I'm emboldened in this suggestion by the work of William Ian Miller who, through the sort of multidisciplinary means promoted by Nietzsche, operates with and arrives at conclusions about a moral psychology that is, as one might expect, strikingly Nietzschean in character. Perhaps if we early 21st century Western bourgeois liberals were -- as Miller is and Nietzsche urges us to be – better acquainted with “that which can be documented, which can really be ascertained, which has really existed, in short, the very long, difficult-to-decipher hieroglyphic writing of the human moral past” (GM P:7), we would be less puzzled by how Nietzsche arrived a such a credible moral psychology without the benefit of the systematic methods that subsequently confirm and (one hopes) update it, and might even concur with Miller when he concludes (in a spirit which recalls, to my mind at least, BGE 186):
“…though we have progressed in certain domains of knowledge – science and technology, for instance – it is not obvious to me that we are better psychologists and social psychologists than human beings were in centuries past. Indeed it is obvious to me that we are not. Nor are we better educators and scholars. And with no irony I can attest to my belief that when it comes to understanding human motivation – no less than to understanding justice and what it means to get even – we are not as smart now as we were when people worried more about their honor than about their pleasure” (“Eye for an Eye,” p. 202).

Rob said...

Neil Sinhababu has some brief impressions of Jenkins' summary of his contribution here:

Anonymous said...

Nietsches accurate moral pscychology is certainly no good luck - i think he arrives at it because he is 'very clever'!
His primary study was of the classics and the greek plays/ homer which offer a representation of human emotions and motivations that still rings true today(give or take a few gods). One observes in these plays people who only act as they should for fear of reprisal, people who do as they wish because they have the power to do as they wish. In Homer one finds ambitious mothers conniving throught their children (Aphrodite and Athene), men owing debts to their fathers (Priam, Hector and Paris, Telemachus and Odysseus,), men who are violent because they are powerful (Diomedes, Ajax) - the nietzchean characters have Homeric equivalents.
His other studies into Japanese culture and far eastern mythology provide more of the same - (i always have to admire N a bit more for this study - very rare in 19th cent Germany!!)
His observation of human nature is that of an artist, his conclusions paint a picture - they do not describe scientifically yet hit the same mark regardless.
Even if we have more statistical data to go on now,it is so open to interpretation that one requires a primary hypothesis first in order to know where to look and what to look at. Such hypotheses stil have to be arrived at with a measure of artistic intuition, not jst a reference to information that is always coloured by what is already believed.
So for me the precursor to modern pscychology is Homer, not Plato, though Nietzche turns observation into statement and makes relevant to a post- Christian era.

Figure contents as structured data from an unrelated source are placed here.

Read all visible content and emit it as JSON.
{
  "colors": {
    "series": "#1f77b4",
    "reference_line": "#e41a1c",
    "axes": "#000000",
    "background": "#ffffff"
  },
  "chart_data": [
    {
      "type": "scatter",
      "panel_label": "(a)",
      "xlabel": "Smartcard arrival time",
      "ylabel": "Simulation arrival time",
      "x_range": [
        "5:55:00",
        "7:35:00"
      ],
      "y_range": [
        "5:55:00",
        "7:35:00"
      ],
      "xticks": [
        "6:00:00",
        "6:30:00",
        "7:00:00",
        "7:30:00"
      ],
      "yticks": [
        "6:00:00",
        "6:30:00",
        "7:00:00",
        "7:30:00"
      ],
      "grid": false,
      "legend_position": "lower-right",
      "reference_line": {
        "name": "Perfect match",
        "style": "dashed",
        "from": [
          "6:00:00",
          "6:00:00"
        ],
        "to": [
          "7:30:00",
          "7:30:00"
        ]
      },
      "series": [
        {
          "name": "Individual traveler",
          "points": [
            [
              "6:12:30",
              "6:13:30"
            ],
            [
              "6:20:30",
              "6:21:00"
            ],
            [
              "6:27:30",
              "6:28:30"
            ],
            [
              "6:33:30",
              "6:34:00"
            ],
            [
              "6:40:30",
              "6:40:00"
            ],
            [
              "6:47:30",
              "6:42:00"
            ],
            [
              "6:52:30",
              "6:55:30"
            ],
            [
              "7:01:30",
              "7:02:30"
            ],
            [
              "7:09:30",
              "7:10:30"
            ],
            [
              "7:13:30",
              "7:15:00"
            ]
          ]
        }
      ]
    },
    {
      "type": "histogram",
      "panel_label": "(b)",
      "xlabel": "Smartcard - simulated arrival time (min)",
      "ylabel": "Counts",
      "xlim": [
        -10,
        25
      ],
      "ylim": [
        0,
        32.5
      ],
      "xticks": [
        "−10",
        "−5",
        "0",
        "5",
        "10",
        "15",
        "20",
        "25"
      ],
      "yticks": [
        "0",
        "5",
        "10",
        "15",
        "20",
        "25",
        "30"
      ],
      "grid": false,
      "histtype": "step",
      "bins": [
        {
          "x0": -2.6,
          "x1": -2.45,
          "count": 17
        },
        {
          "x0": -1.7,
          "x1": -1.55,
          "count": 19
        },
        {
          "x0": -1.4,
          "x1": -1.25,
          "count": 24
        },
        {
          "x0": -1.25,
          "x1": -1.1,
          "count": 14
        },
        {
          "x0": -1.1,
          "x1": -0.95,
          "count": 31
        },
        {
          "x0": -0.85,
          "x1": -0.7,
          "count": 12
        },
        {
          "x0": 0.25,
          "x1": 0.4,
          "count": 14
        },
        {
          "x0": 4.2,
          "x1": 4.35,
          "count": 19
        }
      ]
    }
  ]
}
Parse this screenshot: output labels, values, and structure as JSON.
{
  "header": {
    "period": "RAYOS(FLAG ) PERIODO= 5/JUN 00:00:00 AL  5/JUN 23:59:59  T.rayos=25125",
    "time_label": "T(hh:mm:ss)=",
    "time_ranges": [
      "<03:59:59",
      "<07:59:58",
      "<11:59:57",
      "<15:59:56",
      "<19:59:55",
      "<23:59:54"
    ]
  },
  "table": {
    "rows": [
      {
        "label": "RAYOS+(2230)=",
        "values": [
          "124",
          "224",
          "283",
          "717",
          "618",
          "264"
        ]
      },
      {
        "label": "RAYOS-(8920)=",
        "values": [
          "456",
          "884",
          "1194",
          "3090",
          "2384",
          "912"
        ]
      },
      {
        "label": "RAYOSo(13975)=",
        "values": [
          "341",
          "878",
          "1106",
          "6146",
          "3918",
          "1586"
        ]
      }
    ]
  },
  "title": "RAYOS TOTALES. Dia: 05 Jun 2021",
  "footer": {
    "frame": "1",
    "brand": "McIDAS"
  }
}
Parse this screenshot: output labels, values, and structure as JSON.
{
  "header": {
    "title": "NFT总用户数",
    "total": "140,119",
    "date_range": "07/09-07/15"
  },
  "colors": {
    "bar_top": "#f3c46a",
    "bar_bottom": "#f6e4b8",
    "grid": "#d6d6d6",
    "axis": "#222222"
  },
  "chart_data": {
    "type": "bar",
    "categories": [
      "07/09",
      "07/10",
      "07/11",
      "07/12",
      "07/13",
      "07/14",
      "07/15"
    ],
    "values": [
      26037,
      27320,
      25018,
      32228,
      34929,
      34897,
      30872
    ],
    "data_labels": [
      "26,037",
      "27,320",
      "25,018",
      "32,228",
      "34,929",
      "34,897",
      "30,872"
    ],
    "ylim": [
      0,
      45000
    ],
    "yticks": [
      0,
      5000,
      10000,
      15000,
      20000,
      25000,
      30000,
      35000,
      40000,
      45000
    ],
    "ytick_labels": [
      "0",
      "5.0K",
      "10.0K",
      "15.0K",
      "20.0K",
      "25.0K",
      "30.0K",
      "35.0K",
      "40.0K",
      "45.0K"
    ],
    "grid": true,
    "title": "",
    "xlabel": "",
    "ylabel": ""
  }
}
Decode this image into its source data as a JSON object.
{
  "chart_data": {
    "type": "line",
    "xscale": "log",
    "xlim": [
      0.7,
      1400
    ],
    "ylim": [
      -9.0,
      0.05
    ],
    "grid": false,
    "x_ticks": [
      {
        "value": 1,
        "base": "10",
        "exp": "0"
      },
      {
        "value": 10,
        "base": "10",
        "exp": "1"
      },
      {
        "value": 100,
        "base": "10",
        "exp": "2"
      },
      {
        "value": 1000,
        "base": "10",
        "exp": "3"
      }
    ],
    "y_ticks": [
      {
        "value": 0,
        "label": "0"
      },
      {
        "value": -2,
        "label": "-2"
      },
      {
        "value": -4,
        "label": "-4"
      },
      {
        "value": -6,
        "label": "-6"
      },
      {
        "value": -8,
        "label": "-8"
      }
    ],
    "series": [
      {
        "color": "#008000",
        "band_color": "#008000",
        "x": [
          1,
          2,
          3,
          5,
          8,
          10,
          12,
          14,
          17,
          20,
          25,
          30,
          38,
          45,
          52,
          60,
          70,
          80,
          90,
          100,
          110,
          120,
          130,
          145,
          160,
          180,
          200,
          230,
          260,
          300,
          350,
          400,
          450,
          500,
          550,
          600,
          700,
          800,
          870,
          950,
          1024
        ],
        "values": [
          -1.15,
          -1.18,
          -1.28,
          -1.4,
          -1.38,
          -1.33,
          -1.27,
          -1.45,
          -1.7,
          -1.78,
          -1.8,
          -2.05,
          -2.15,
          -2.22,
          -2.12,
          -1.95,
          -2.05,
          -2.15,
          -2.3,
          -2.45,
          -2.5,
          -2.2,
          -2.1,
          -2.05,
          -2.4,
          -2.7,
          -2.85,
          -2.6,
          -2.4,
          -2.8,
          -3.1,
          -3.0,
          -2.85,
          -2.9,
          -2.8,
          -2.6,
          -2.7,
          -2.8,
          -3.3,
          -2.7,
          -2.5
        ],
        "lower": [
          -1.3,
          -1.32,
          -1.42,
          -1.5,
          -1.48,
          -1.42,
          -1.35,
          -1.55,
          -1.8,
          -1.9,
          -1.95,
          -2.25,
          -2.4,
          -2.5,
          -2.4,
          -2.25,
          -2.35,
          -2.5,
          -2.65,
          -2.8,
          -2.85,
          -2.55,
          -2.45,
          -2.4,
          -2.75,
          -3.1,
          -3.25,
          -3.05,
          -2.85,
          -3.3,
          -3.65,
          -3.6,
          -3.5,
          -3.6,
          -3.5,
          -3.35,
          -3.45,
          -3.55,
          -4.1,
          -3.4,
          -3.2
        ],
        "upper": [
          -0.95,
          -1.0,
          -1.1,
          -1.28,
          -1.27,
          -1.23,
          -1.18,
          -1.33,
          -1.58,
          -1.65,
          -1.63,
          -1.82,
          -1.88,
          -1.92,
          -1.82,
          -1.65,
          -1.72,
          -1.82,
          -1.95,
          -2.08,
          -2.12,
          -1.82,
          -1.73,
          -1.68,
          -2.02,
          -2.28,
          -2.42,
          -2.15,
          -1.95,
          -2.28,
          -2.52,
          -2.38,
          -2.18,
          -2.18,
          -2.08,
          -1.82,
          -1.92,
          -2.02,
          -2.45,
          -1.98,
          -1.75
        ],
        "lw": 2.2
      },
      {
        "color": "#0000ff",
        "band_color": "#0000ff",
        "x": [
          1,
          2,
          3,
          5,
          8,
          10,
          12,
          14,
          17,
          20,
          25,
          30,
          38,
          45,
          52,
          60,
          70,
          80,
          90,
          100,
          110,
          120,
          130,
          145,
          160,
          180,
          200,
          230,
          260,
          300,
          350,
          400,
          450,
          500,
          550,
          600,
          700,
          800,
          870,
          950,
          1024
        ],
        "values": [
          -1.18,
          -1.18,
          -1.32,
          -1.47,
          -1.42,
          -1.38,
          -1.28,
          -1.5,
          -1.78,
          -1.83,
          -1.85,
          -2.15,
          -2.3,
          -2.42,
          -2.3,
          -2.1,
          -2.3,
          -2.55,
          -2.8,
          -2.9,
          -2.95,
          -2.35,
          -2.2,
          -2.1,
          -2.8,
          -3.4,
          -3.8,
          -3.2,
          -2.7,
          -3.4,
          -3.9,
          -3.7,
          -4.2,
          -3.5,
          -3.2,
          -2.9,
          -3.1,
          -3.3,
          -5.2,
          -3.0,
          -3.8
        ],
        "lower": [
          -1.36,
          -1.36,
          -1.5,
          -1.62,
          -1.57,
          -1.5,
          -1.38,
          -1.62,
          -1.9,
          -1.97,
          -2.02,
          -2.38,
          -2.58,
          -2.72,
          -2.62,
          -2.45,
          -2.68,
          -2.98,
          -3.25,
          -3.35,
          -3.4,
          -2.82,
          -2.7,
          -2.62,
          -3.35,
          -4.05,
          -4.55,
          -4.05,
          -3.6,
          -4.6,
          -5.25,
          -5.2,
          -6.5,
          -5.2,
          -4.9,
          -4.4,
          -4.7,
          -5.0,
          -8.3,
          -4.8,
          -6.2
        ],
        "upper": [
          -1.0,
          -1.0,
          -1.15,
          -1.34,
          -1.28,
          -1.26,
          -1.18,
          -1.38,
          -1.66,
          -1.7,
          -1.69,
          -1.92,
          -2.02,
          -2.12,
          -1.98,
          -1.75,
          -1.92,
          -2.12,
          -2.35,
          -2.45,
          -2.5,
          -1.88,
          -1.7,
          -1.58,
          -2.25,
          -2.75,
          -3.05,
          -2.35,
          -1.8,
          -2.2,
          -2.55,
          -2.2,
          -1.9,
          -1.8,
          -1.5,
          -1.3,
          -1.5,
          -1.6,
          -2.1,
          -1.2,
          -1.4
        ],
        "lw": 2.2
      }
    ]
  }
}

Lack of interest in Spinoza is not suprising - he is not nearly as much fun to read.
personally i think it is amazing that no-one quite arrived at the conclusion that 'love of the neighbour is fear of the neighbour' any earlier ..anyone with little kids knows you have to threaten them into being good and lack of reprisal = lack of good behaviour.
Ta for allowing anonymous contribs, i don' have blogger account.

Narziss said...

I thought that Schopenhauer has a view that individuals have a somewhat immutable character, so that e.g., under stress, a person's true character may come out. Each person's character accounts for particular tendencies in each person's behavior. That character view of Schopenhauer resembles Nietzsche's view of type-facts.